13. We respectfully agree with the view taken in the above cases and hold that as a general rule, the time requisite for obtaining a copy of the decree would not refer to the period preceding the date on which an application for obtaining the copy of the decree is presented, but in a case where the judgment on which the decree is based and for whose copy the application is made, is pronounced on the last working day before the vacations and where the application for a copy is filed on the day the Court reopens, the period of vacation would come within the ambit of the 'time requisite for obtaining a copy', because no application could be filed during that period and hence it was properly required for getting the copy.

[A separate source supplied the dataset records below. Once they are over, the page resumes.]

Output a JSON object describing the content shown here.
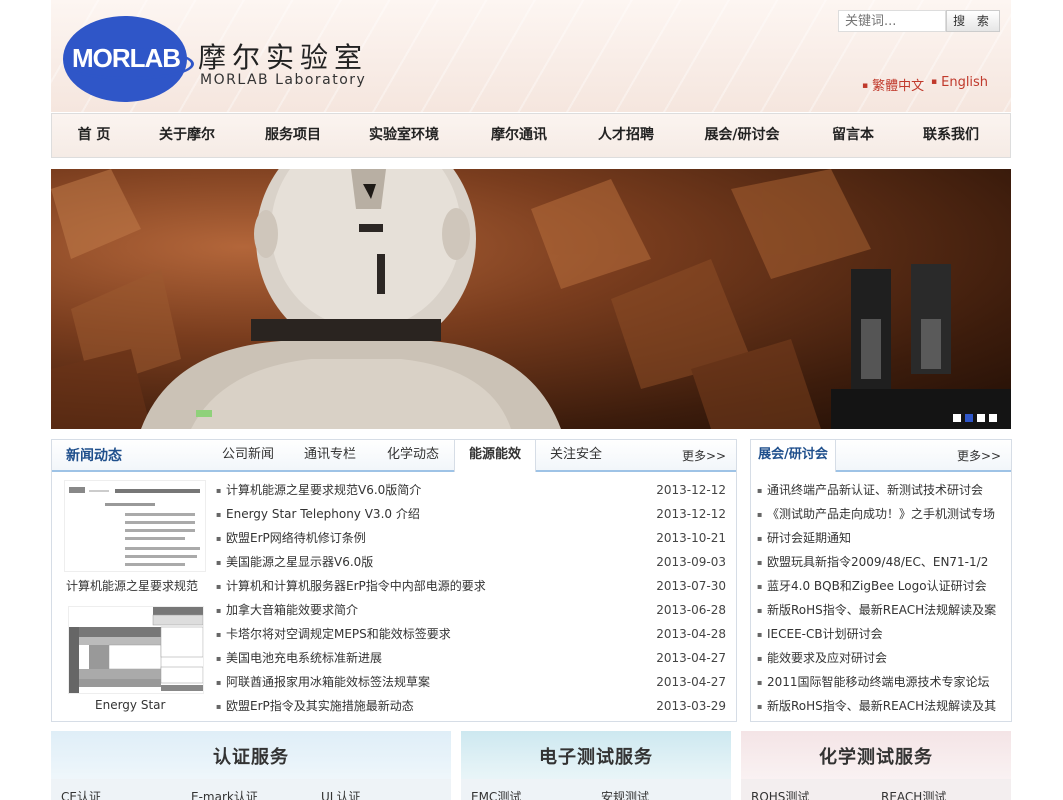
{
  "header": {
    "logo_text": "MORLAB",
    "name_cn": "摩尔实验室",
    "name_en": "MORLAB Laboratory",
    "search_placeholder": "关键词...",
    "search_button": "搜 索",
    "lang_traditional": "繁體中文",
    "lang_english": "English"
  },
  "nav": [
    "首 页",
    "关于摩尔",
    "服务项目",
    "实验室环境",
    "摩尔通讯",
    "人才招聘",
    "展会/研讨会",
    "留言本",
    "联系我们"
  ],
  "banner": {
    "slides": 4,
    "active_slide": 2
  },
  "news": {
    "title": "新闻动态",
    "tabs": [
      "公司新闻",
      "通讯专栏",
      "化学动态",
      "能源能效",
      "关注安全"
    ],
    "active_tab": "能源能效",
    "more": "更多>>",
    "thumb1_caption": "计算机能源之星要求规范",
    "thumb2_caption": "Energy Star",
    "items": [
      {
        "title": "计算机能源之星要求规范V6.0版简介",
        "date": "2013-12-12"
      },
      {
        "title": "Energy Star Telephony V3.0 介绍",
        "date": "2013-12-12"
      },
      {
        "title": "欧盟ErP网络待机修订条例",
        "date": "2013-10-21"
      },
      {
        "title": "美国能源之星显示器V6.0版",
        "date": "2013-09-03"
      },
      {
        "title": "计算机和计算机服务器ErP指令中内部电源的要求",
        "date": "2013-07-30"
      },
      {
        "title": "加拿大音箱能效要求简介",
        "date": "2013-06-28"
      },
      {
        "title": "卡塔尔将对空调规定MEPS和能效标签要求",
        "date": "2013-04-28"
      },
      {
        "title": "美国电池充电系统标准新进展",
        "date": "2013-04-27"
      },
      {
        "title": "阿联酋通报家用冰箱能效标签法规草案",
        "date": "2013-04-27"
      },
      {
        "title": "欧盟ErP指令及其实施措施最新动态",
        "date": "2013-03-29"
      }
    ]
  },
  "expo": {
    "title": "展会/研讨会",
    "more": "更多>>",
    "items": [
      "通讯终端产品新认证、新测试技术研讨会",
      "《测试助产品走向成功！》之手机测试专场",
      "研讨会延期通知",
      "欧盟玩具新指令2009/48/EC、EN71-1/2",
      "蓝牙4.0 BQB和ZigBee Logo认证研讨会",
      "新版RoHS指令、最新REACH法规解读及案",
      "IECEE-CB计划研讨会",
      "能效要求及应对研讨会",
      "2011国际智能移动终端电源技术专家论坛",
      "新版RoHS指令、最新REACH法规解读及其"
    ]
  },
  "cards": [
    {
      "title": "认证服务",
      "links": [
        "CE认证",
        "E-mark认证",
        "UL认证"
      ]
    },
    {
      "title": "电子测试服务",
      "links": [
        "EMC测试",
        "安规测试"
      ]
    },
    {
      "title": "化学测试服务",
      "links": [
        "ROHS测试",
        "REACH测试"
      ]
    }
  ],
  "colors": {
    "brand_blue": "#2f56c8",
    "accent_red": "#c0392b",
    "title_blue": "#1f4f8c"
  }
}
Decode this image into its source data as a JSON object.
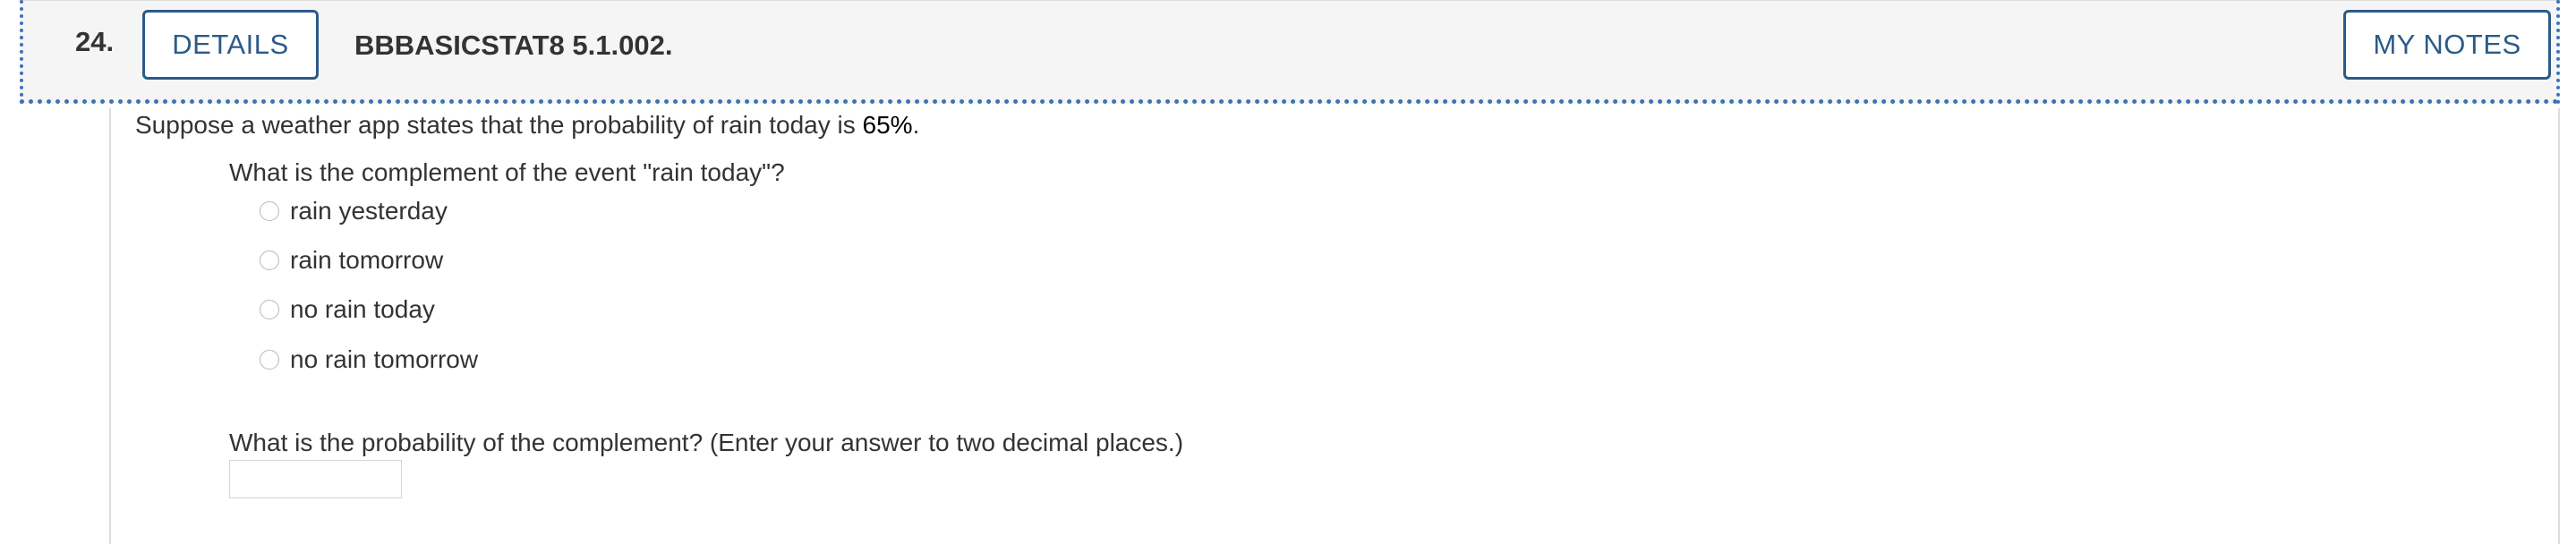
{
  "header": {
    "question_number": "24.",
    "details_label": "DETAILS",
    "question_code": "BBBASICSTAT8 5.1.002.",
    "notes_label": "MY NOTES"
  },
  "question": {
    "stem_before": "Suppose a weather app states that the probability of rain today is ",
    "stem_pct": "65%",
    "stem_after": ".",
    "part1": {
      "prompt": "What is the complement of the event \"rain today\"?",
      "options": [
        {
          "label": "rain yesterday",
          "selected": false
        },
        {
          "label": "rain tomorrow",
          "selected": false
        },
        {
          "label": "no rain today",
          "selected": false
        },
        {
          "label": "no rain tomorrow",
          "selected": false
        }
      ]
    },
    "part2": {
      "prompt": "What is the probability of the complement? (Enter your answer to two decimal places.)",
      "answer_value": ""
    }
  }
}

14. Learned counsel for the appellant has pointed out that the Madras High Court has taken a contrary view in Subramanyan v. Narasimham, AIR 1920 Mad 359 (2). It may be observed that in the said case the view taken in Saminatha Ayyar's case, ILR 27 Mad 21, was not dissented from, but the said case was held distinguishable on facts. In Subramanyan's case, AIR 1920 Mad 359 (2), the application for copy was not made for several days after the reopening of the Court and it was in those circumstances that it was held that 'the applicant is not entitled to deduct the period or vacation, as time requisite for obtaining a copy under Section 12.'

15. Learned counsel has next referred to Q. Masilamani v. Arunga Mudali, AIR 1920 Mad 1025 (1). It is a very small order written in a few lines and it appears that in that case also the observations made in Saminatha Ayyar's case, ILR 27 Mad 21, were distinguishable on facts.

16. Thus, in the facts and circumstances of the present case we think that there is no force in the arguments raised by the appellant's learned counsel on the question of limitation and we agree with the learned District Judge that the appeal filed in his court was well within time.

17. The next contention raised by learned counsel for the appellant is that the learned District Judge has committed an error in holding that two gold 'badlas' costing Rs. 4,500 were not pledged by his client with the respondents. It may be observed that, the question whether the appellants had pledged with the respondents two gold 'badlas' and whether their cost was Rs. 4,500 is purely one of fact and the decision on that point having been given against the appellants by the first appellate Court, it cannot be raised in second appeal. The appellant's main reliance was on the statement of P. W. 2 Kundanmal. It was conceded by the appellant's learned counsel that there was no mention about these ornaments in the documents on which the suit was founded, nor did the appellants produce any documentary evidence in support of their version. The first appellate Court found that P. W. 2 Kundanmal's statement was not worthy of credence since he was closely related to the appellant Amarchand being son of his brother-in-law Ganeshmal.

18. Thus, there is no force in this appeal and it is hereby dismissed with costs.